En 1948, el asesinato del líder liberal Jorge Eliécer Gaitán generó el Bogotazo, uno de los estallidos paradigmáticos de las ciudades de la furia de América Latina: el Cordobazo argentino en 1969, el Caracazo venezolano de 1989, el Santiagazo chileno de 2019.
Con el Bogotazo comenzó un período histórico que los colombianos bautizaron con un nombre que lo dice todo: "La Violencia".
En estos días en que Colombia imita la protesta chilena, en su arista pacífica cantando "El baile de los que sobran", y también en su reguero de vandalismo contra el transporte público, conviene dar vuelta la mirada y sacar lecciones de La Violencia.
De la rabia pura del Bogotazo se pasó al enfrentamiento entre milicias liberales y conservadoras. Luego, la violencia mutó a agentes de terrorismo del Estado, guerrillas marxistas como las FARC, bandoleros rurales, delincuentes comunes, carteles de narcotráfico como los de Cali y Medellín, paramilitares de derecha como las AUC, facciones irregulares del gobierno, tropas privadas, insurgentes urbanos como el M-19…
Todos estos conflictos tuvieron su origen en una sociedad que cayó en la trampa de legitimar la violencia, primero porque había un crimen que vengar y una rabia que expresar; luego, porque había un enemigo subversivo al que enfrentar o una sociedad mejor que implantar; y también, porque había un jugoso negocio que aprovechar.
Chile se enfrenta a la misma trampa: creer que la violencia es una herramienta que puede utilizarse a voluntad. Una llave que se abre para alcanzar ciertos objetivos como la justicia social o la restauración del orden público, y que luego, logrados ellos, se cierra sin más.
Pero la violencia no es una llave; es un Frankenstein que, una vez creado, toma vida propia. Deja de ser un instrumento y se convierte en un fin en sí mismo.
La violencia es una forma de vida que pervive luego de que su causa original se extingue. Eso lo sabemos en América Latina, donde revolucionarios marxistas y represores de dictaduras por igual terminaron reconvertidos, e incluso aliados, como secuestradores extorsivos, asaltantes de bancos o soldados del narcotráfico.
Esta violencia, por cierto, no salió de la nada: lleva décadas de lenta cocción frente a nuestros ojos.
Hace tiempo que las barras bravas subyugan barrios completos, dominan por el terror el entorno de los estadios de fútbol, someten por el miedo a deportistas e hinchas y secuestran el transporte público. Nada de eso habría sido posible sin su relación de mutua conveniencia con actores del poder que han aprovechado a los barristas como punteros de campañas políticas y aliados comerciales.

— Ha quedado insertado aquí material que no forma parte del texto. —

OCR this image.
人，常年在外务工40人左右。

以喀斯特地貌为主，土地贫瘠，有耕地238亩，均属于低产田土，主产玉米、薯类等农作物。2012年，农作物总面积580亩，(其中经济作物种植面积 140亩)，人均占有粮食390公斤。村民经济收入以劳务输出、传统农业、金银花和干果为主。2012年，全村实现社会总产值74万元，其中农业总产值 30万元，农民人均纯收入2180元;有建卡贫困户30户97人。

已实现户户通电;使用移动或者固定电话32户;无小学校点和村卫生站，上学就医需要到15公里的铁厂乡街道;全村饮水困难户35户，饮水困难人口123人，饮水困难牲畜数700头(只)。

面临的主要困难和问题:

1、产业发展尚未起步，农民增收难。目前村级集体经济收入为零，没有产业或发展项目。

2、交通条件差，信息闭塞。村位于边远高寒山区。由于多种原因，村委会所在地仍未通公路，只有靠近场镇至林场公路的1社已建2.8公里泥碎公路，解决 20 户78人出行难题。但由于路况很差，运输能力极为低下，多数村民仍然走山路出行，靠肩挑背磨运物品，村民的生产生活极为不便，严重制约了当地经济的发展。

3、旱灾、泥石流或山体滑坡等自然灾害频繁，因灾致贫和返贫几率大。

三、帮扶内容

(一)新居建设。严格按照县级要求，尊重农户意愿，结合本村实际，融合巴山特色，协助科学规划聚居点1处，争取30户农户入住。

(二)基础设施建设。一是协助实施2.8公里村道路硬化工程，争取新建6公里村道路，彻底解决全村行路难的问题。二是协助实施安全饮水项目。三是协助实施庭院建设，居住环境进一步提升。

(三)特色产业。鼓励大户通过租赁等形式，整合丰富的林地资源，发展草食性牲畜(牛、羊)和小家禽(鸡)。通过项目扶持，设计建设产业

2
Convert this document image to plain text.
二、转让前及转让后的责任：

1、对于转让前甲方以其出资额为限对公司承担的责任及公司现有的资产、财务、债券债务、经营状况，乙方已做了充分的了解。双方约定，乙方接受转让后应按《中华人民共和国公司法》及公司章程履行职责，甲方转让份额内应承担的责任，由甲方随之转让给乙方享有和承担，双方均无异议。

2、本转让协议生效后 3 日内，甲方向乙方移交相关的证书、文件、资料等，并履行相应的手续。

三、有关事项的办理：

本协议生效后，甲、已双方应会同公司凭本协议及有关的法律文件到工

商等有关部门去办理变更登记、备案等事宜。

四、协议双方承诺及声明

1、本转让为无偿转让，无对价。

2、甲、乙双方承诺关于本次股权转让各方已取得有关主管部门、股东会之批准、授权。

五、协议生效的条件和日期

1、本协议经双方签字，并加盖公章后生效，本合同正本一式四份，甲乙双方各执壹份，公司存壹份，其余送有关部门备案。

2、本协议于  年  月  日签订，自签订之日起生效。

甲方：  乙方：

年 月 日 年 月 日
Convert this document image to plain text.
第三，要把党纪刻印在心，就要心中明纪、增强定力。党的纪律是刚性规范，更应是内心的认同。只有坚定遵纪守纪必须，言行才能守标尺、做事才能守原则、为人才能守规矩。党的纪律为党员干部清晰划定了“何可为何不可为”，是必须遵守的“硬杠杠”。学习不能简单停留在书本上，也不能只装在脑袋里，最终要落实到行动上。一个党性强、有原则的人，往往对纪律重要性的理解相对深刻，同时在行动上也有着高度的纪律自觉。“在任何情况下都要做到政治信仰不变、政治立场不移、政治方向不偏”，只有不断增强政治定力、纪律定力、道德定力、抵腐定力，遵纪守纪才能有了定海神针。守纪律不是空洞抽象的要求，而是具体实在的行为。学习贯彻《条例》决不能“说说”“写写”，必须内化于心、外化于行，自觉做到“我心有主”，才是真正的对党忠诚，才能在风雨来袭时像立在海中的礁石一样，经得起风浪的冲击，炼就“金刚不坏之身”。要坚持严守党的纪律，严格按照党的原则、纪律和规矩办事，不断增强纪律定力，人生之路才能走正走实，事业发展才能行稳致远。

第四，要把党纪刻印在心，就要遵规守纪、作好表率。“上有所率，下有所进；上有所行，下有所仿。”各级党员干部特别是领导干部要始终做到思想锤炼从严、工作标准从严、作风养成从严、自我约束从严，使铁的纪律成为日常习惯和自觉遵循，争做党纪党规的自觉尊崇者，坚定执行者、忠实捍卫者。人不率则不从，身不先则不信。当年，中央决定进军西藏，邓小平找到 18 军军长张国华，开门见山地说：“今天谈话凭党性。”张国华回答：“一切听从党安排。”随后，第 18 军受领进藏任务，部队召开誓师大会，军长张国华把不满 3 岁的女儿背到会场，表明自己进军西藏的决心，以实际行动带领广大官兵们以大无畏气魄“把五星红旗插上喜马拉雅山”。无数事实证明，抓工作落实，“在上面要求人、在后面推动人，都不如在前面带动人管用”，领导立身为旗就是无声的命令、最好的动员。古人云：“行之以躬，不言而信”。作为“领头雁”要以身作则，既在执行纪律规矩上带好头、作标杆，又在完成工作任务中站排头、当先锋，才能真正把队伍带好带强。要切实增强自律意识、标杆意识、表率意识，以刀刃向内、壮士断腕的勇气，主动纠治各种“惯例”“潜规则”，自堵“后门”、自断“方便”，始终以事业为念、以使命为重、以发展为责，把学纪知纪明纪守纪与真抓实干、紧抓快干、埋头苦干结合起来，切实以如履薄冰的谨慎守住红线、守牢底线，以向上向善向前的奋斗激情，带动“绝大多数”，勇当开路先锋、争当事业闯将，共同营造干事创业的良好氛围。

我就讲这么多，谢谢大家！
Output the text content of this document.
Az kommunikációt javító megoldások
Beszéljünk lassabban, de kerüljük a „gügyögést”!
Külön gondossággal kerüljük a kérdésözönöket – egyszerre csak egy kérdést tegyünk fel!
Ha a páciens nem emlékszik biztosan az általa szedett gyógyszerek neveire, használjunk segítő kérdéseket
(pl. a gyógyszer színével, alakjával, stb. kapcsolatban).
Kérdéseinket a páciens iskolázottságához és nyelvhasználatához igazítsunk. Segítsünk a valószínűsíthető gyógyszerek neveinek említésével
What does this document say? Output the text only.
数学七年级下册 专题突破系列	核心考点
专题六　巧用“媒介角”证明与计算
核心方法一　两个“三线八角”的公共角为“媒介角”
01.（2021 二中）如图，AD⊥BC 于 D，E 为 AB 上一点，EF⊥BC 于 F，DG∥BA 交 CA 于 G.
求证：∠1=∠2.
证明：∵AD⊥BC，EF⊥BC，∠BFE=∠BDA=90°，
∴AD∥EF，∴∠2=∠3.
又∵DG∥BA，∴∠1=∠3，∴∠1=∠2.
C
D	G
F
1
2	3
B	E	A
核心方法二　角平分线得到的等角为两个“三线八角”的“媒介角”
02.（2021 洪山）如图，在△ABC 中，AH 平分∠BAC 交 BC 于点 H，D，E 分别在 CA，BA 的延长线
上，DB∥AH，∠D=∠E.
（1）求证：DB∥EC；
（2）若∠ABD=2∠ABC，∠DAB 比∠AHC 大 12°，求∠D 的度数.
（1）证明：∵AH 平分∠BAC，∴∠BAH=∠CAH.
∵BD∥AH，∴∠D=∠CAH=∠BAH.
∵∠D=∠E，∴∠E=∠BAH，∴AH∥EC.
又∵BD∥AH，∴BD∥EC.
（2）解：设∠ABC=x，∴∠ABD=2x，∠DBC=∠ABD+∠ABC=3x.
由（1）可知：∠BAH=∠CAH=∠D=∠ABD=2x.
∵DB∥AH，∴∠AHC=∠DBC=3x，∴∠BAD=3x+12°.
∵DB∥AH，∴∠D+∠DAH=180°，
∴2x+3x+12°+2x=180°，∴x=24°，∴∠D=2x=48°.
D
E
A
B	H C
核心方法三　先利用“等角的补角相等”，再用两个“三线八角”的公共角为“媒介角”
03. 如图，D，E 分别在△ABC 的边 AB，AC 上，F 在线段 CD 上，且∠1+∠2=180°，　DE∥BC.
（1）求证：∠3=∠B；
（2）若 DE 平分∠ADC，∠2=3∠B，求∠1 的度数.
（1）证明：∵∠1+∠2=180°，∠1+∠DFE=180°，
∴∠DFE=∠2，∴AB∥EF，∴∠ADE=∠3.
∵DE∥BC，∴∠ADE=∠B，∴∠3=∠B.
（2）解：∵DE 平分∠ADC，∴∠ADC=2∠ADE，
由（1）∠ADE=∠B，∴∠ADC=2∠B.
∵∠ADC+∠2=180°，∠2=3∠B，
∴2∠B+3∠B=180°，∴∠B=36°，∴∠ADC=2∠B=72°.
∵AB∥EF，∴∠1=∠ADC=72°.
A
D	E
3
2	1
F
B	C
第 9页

Ni hablar de los tentáculos del narcotráfico, y su extendido dominio sobre zonas enteras de Santiago, donde sustituye al Estado y al mercado como proveedor de seguridad y empleo, con soldados adiestrados desde niños en el uso de la violencia. Desde ahí construye vínculos con el poder, como vimos en la elección interna del Partido Socialista.
Son negocios que se nutren del abandono social. De la decadencia de instituciones que proveían sentido de pertenencia, como las juventudes de partidos políticos o la Iglesia Católica. Y del fracaso de la sociedad en ofrecer un futuro a los adolescentes vulnerables.
Esa violencia estructural, subterránea, explica los incendios y los saqueos, pero no debe disculparlos. Esa delgada línea, entre entender un fenómeno y justificarlo, parece más borrosa que nunca hoy.
La barbarie policial que ha dejado a más de 200 chilenos con lesiones oculares es otra expresión de una sociedad brutalizada. Un general de Carabineros la justifica diciendo que, en la represión como en la quimioterapia, "se matan células buenas y células malas".
Es una versión 2019 de la infame meta de "extirpar el cáncer marxista". Cuando los agentes del Estado ven al otro como una enfermedad o un parásito, su enajenación social los convierte en un peligro.
No debemos elegir entre mano dura y mano blanda, entre tolerar el vandalismo o violar los derechos humanos. Lo que necesitamos para frenar la violencia es un Estado eficiente en proveer seguridad, y eso no se consigue gaseando familias completas, abusando de detenidos ni mutilando a manifestantes. Ese descontrol policial sólo logra que ciudadanos pacíficos vean a los agentes del Estado como una amenaza, y no como garantes de la seguridad de todos.
Y, de nuevo, sirve a los vándalos para ganar legitimidad como reacción a estos abusos.
Llevamos ya 38 días de ese círculo vicioso en que la violencia estatal y la delincuencial se potencian mutuamente.
Al medio de este abrazo mortal, de inerme rehén, queda la sociedad chilena. La violencia amenaza con pasar de un reventón puntual a una enfermedad crónica. Una en que tanto la justicia social como el orden público son arrastrados por el Frankenstein de la brutalidad.